The tweet has garnered nearly 1,000 engagements at the time of writing. The same image also spread to other platforms, including LinkedIn and Facebook.

However, the photo in question is a manipulated version of a stock image shot in 2008, featuring the headquarters of state broadcaster CCTV — a landmark in Beijing’s Chaoyang district — that was under construction at the time.

Annie Lab found that the original photo is listed on the Chinese stock image website Quanjing.com. It is titled “Sight of Beijing’s First Sand and Dust Storms in 2008” and names Teng Ke as a photographer.

It is a sandy-toned photo featuring the CCTV Headquarters with several cranes on its rooftop.

The earliest version we found was taken in 2008.

We also discovered that this stock photo has been widely used over the past decade in many social media posts and internet articles (here and here) discussing the nation’s worsening sand and dust storm problems.

In most of these photos, the cranes were digitally removed from the CCTV building. The original sandy color was also enhanced into an orange hue, presumably to dramatize the image.

Screen captures of internet articles featuring the same image.

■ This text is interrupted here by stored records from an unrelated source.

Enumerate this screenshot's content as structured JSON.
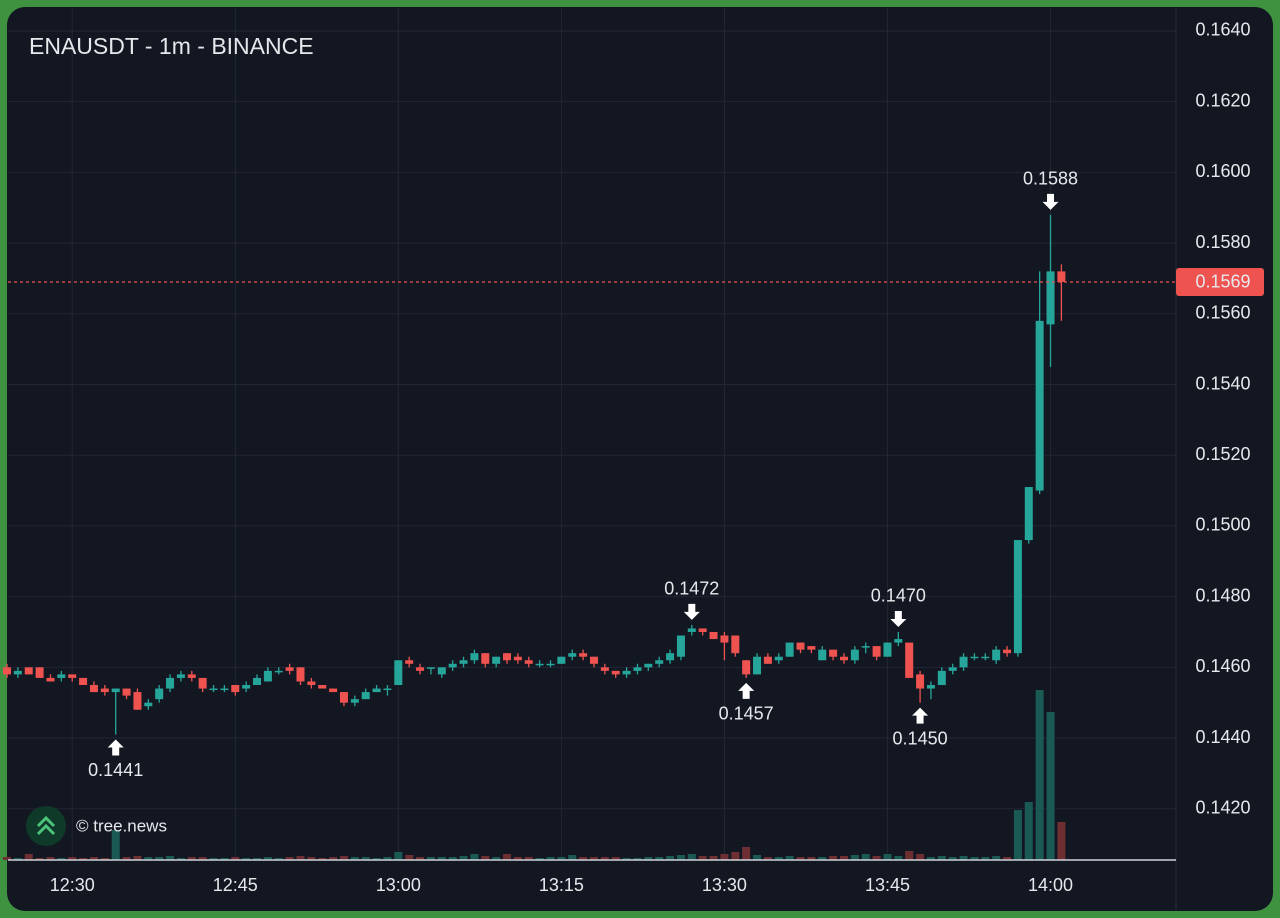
{
  "chart_data": {
    "type": "candlestick",
    "title": "ENAUSDT - 1m - BINANCE",
    "watermark": "© tree.news",
    "x": [
      "12:24",
      "12:25",
      "12:26",
      "12:27",
      "12:28",
      "12:29",
      "12:30",
      "12:31",
      "12:32",
      "12:33",
      "12:34",
      "12:35",
      "12:36",
      "12:37",
      "12:38",
      "12:39",
      "12:40",
      "12:41",
      "12:42",
      "12:43",
      "12:44",
      "12:45",
      "12:46",
      "12:47",
      "12:48",
      "12:49",
      "12:50",
      "12:51",
      "12:52",
      "12:53",
      "12:54",
      "12:55",
      "12:56",
      "12:57",
      "12:58",
      "12:59",
      "13:00",
      "13:01",
      "13:02",
      "13:03",
      "13:04",
      "13:05",
      "13:06",
      "13:07",
      "13:08",
      "13:09",
      "13:10",
      "13:11",
      "13:12",
      "13:13",
      "13:14",
      "13:15",
      "13:16",
      "13:17",
      "13:18",
      "13:19",
      "13:20",
      "13:21",
      "13:22",
      "13:23",
      "13:24",
      "13:25",
      "13:26",
      "13:27",
      "13:28",
      "13:29",
      "13:30",
      "13:31",
      "13:32",
      "13:33",
      "13:34",
      "13:35",
      "13:36",
      "13:37",
      "13:38",
      "13:39",
      "13:40",
      "13:41",
      "13:42",
      "13:43",
      "13:44",
      "13:45",
      "13:46",
      "13:47",
      "13:48",
      "13:49",
      "13:50",
      "13:51",
      "13:52",
      "13:53",
      "13:54",
      "13:55",
      "13:56",
      "13:57",
      "13:58",
      "13:59",
      "14:00",
      "14:01"
    ],
    "open": [
      0.146,
      0.1458,
      0.146,
      0.146,
      0.1457,
      0.1457,
      0.1458,
      0.1457,
      0.1455,
      0.1454,
      0.1453,
      0.1454,
      0.1453,
      0.1449,
      0.1451,
      0.1454,
      0.1457,
      0.1458,
      0.1457,
      0.1454,
      0.1454,
      0.1455,
      0.1454,
      0.1455,
      0.1456,
      0.1459,
      0.146,
      0.146,
      0.1456,
      0.1455,
      0.1454,
      0.1453,
      0.145,
      0.1451,
      0.1453,
      0.1454,
      0.1455,
      0.1462,
      0.146,
      0.146,
      0.1458,
      0.146,
      0.1461,
      0.1462,
      0.1464,
      0.1461,
      0.1464,
      0.1463,
      0.1462,
      0.1461,
      0.1461,
      0.1461,
      0.1463,
      0.1464,
      0.1463,
      0.146,
      0.1459,
      0.1458,
      0.1459,
      0.146,
      0.1461,
      0.1462,
      0.1463,
      0.147,
      0.1471,
      0.147,
      0.1469,
      0.1469,
      0.1462,
      0.1458,
      0.1463,
      0.1462,
      0.1463,
      0.1467,
      0.1466,
      0.1462,
      0.1465,
      0.1463,
      0.1462,
      0.1466,
      0.1466,
      0.1463,
      0.1467,
      0.1467,
      0.1458,
      0.1454,
      0.1455,
      0.1459,
      0.146,
      0.1463,
      0.1463,
      0.1462,
      0.1465,
      0.1464,
      0.1496,
      0.151,
      0.1557,
      0.1572
    ],
    "high": [
      0.1461,
      0.146,
      0.146,
      0.146,
      0.1458,
      0.1459,
      0.1458,
      0.1457,
      0.1456,
      0.1455,
      0.1454,
      0.1454,
      0.1454,
      0.1451,
      0.1455,
      0.1458,
      0.1459,
      0.1459,
      0.1457,
      0.1455,
      0.1455,
      0.1455,
      0.1456,
      0.1458,
      0.146,
      0.146,
      0.1461,
      0.146,
      0.1457,
      0.1455,
      0.1454,
      0.1453,
      0.1452,
      0.1454,
      0.1455,
      0.1455,
      0.1462,
      0.1463,
      0.1461,
      0.146,
      0.146,
      0.1462,
      0.1463,
      0.1465,
      0.1464,
      0.1463,
      0.1464,
      0.1464,
      0.1463,
      0.1462,
      0.1462,
      0.1463,
      0.1465,
      0.1465,
      0.1463,
      0.1461,
      0.1459,
      0.146,
      0.1461,
      0.1461,
      0.1463,
      0.1465,
      0.1469,
      0.1472,
      0.1471,
      0.147,
      0.147,
      0.1469,
      0.1462,
      0.1464,
      0.1464,
      0.1464,
      0.1467,
      0.1467,
      0.1466,
      0.1466,
      0.1465,
      0.1464,
      0.1466,
      0.1467,
      0.1466,
      0.1467,
      0.147,
      0.1467,
      0.1459,
      0.1456,
      0.146,
      0.1461,
      0.1464,
      0.1464,
      0.1464,
      0.1466,
      0.1466,
      0.1496,
      0.1511,
      0.1572,
      0.1588,
      0.1574
    ],
    "low": [
      0.1457,
      0.1457,
      0.1458,
      0.1457,
      0.1456,
      0.1456,
      0.1456,
      0.1455,
      0.1453,
      0.1452,
      0.1441,
      0.1451,
      0.1448,
      0.1448,
      0.145,
      0.1453,
      0.1456,
      0.1456,
      0.1453,
      0.1453,
      0.1453,
      0.1452,
      0.1453,
      0.1455,
      0.1456,
      0.1458,
      0.1458,
      0.1455,
      0.1454,
      0.1454,
      0.1453,
      0.1449,
      0.1449,
      0.1451,
      0.1453,
      0.1452,
      0.1455,
      0.146,
      0.1458,
      0.1458,
      0.1457,
      0.1459,
      0.146,
      0.1461,
      0.146,
      0.146,
      0.1461,
      0.1461,
      0.146,
      0.146,
      0.146,
      0.1461,
      0.1462,
      0.1462,
      0.146,
      0.1458,
      0.1457,
      0.1457,
      0.1458,
      0.1459,
      0.146,
      0.1461,
      0.1462,
      0.1469,
      0.1469,
      0.1468,
      0.1462,
      0.1463,
      0.1457,
      0.1458,
      0.1461,
      0.1461,
      0.1463,
      0.1464,
      0.1464,
      0.1462,
      0.1462,
      0.1461,
      0.1461,
      0.1464,
      0.1462,
      0.1463,
      0.1466,
      0.1457,
      0.145,
      0.1451,
      0.1455,
      0.1458,
      0.1459,
      0.1462,
      0.1462,
      0.1461,
      0.1463,
      0.1463,
      0.1495,
      0.1509,
      0.1545,
      0.1558
    ],
    "close": [
      0.1458,
      0.1459,
      0.1458,
      0.1457,
      0.1456,
      0.1458,
      0.1457,
      0.1455,
      0.1453,
      0.1453,
      0.1454,
      0.1452,
      0.1448,
      0.145,
      0.1454,
      0.1457,
      0.1458,
      0.1457,
      0.1454,
      0.1454,
      0.1454,
      0.1453,
      0.1455,
      0.1457,
      0.1459,
      0.1459,
      0.1459,
      0.1456,
      0.1455,
      0.1454,
      0.1453,
      0.145,
      0.1451,
      0.1453,
      0.1454,
      0.1454,
      0.1462,
      0.1461,
      0.1459,
      0.146,
      0.146,
      0.1461,
      0.1462,
      0.1464,
      0.1461,
      0.1463,
      0.1462,
      0.1462,
      0.1461,
      0.1461,
      0.1461,
      0.1463,
      0.1464,
      0.1463,
      0.1461,
      0.1459,
      0.1458,
      0.1459,
      0.146,
      0.1461,
      0.1462,
      0.1464,
      0.1469,
      0.1471,
      0.147,
      0.1468,
      0.1467,
      0.1464,
      0.1458,
      0.1463,
      0.1461,
      0.1463,
      0.1467,
      0.1465,
      0.1465,
      0.1465,
      0.1463,
      0.1462,
      0.1465,
      0.1466,
      0.1463,
      0.1467,
      0.1468,
      0.1457,
      0.1454,
      0.1455,
      0.1459,
      0.146,
      0.1463,
      0.1463,
      0.1463,
      0.1465,
      0.1464,
      0.1496,
      0.1511,
      0.1558,
      0.1572,
      0.1569
    ],
    "volume": [
      3,
      2,
      6,
      2,
      3,
      2,
      3,
      2,
      3,
      2,
      30,
      3,
      4,
      3,
      3,
      4,
      2,
      3,
      3,
      2,
      2,
      3,
      2,
      2,
      3,
      2,
      3,
      4,
      3,
      2,
      3,
      4,
      3,
      3,
      2,
      3,
      8,
      5,
      3,
      3,
      3,
      3,
      4,
      6,
      4,
      3,
      6,
      3,
      3,
      2,
      3,
      3,
      5,
      3,
      3,
      3,
      3,
      2,
      2,
      3,
      3,
      4,
      5,
      6,
      4,
      4,
      6,
      8,
      13,
      5,
      3,
      3,
      4,
      3,
      3,
      3,
      4,
      4,
      5,
      6,
      4,
      6,
      4,
      9,
      6,
      3,
      4,
      3,
      4,
      3,
      3,
      4,
      3,
      50,
      58,
      170,
      148,
      38
    ],
    "up_color": "#26a69a",
    "down_color": "#ef5350",
    "up_volume_color": "#1b5954",
    "down_volume_color": "#6e2f33",
    "ylim": [
      0.14055,
      0.16465
    ],
    "yticks": [
      {
        "value": 0.142,
        "label": "0.1420"
      },
      {
        "value": 0.144,
        "label": "0.1440"
      },
      {
        "value": 0.146,
        "label": "0.1460"
      },
      {
        "value": 0.148,
        "label": "0.1480"
      },
      {
        "value": 0.15,
        "label": "0.1500"
      },
      {
        "value": 0.152,
        "label": "0.1520"
      },
      {
        "value": 0.154,
        "label": "0.1540"
      },
      {
        "value": 0.156,
        "label": "0.1560"
      },
      {
        "value": 0.158,
        "label": "0.1580"
      },
      {
        "value": 0.16,
        "label": "0.1600"
      },
      {
        "value": 0.162,
        "label": "0.1620"
      },
      {
        "value": 0.164,
        "label": "0.1640"
      }
    ],
    "xticks": [
      "12:30",
      "12:45",
      "13:00",
      "13:15",
      "13:30",
      "13:45",
      "14:00"
    ],
    "grid": true,
    "last_price": 0.1569,
    "markers": [
      {
        "x": "12:34",
        "value": 0.1441,
        "label": "0.1441"
      },
      {
        "x": "13:27",
        "value": 0.1472,
        "label": "0.1472"
      },
      {
        "x": "13:32",
        "value": 0.1457,
        "label": "0.1457"
      },
      {
        "x": "13:46",
        "value": 0.147,
        "label": "0.1470"
      },
      {
        "x": "13:48",
        "value": 0.145,
        "label": "0.1450"
      },
      {
        "x": "14:00",
        "value": 0.1588,
        "label": "0.1588"
      }
    ]
  }
}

The manipulated orange-toned image and the 2008 stock photo share identical features, including traffic patterns and window shades in an office building.

A comparison of the 2008 stock photo (left) with the manipulated image circulating online (right). Four cranes on the CCTV building were removed.

We geolocated a structure that resembled a warehouse by the Tonghui Riverbank in the photo and found that it was removed in 2009 — further proof that the image was not taken in 2023.

We geolocated the circled structure near the Tonghui Riverbank and East Third Ring Road Middle in Beijing’s Chaoyang district.

Google Earth Pro’s historical image repository in June 2009 still shows the “blue-roofed warehouse,” but it is not visible two months later. A satellite image taken in 2010 shows the area is covered with trees.

Google Earth Pro satellite images show the structure was removed by August 2009.

We also examined the construction phases of the CCTV building.

From left to right, we can see how the construction of the CCTV Headquarters evolved.

According to a Google Earth Pro satellite image and a stock photo from Alamy, the two towers of the CCTV Headquarters appeared unconnected in November 2007.

A Flickr photo and another satellite image we found indicate that the two towers were connected into an L-shaped structure in April of 2008, with four cranes still visible on its rooftops at the time.

Four cranes were still on top of the building in April 2008

Satellite images show that by February 2009, only one crane remained on the building, and it was gone by June of that year.

Satellite images from Google Earth Pro show when the last crane was removed.

The misleading tweet was posted on March 10 during the annual parliamentary sessions where lawmakers and political advisers across the nation gather in the capital city. It is one of China’s most important political events.

On March 22, Beijing and several nearby provinces experienced one of the worst air pollution days in recent years after the region was hit by a thick and dense sandstorm.

Northern Chinese metropolises often struggle with hazardous levels of PM 2.5, a tiny airborne particulate pollutant.

While air pollution has improved in recent years after authorities declared war against pollution in 2014, the region continues to battle with worsening dusty weather due to accelerating weather patterns intensified by climate change.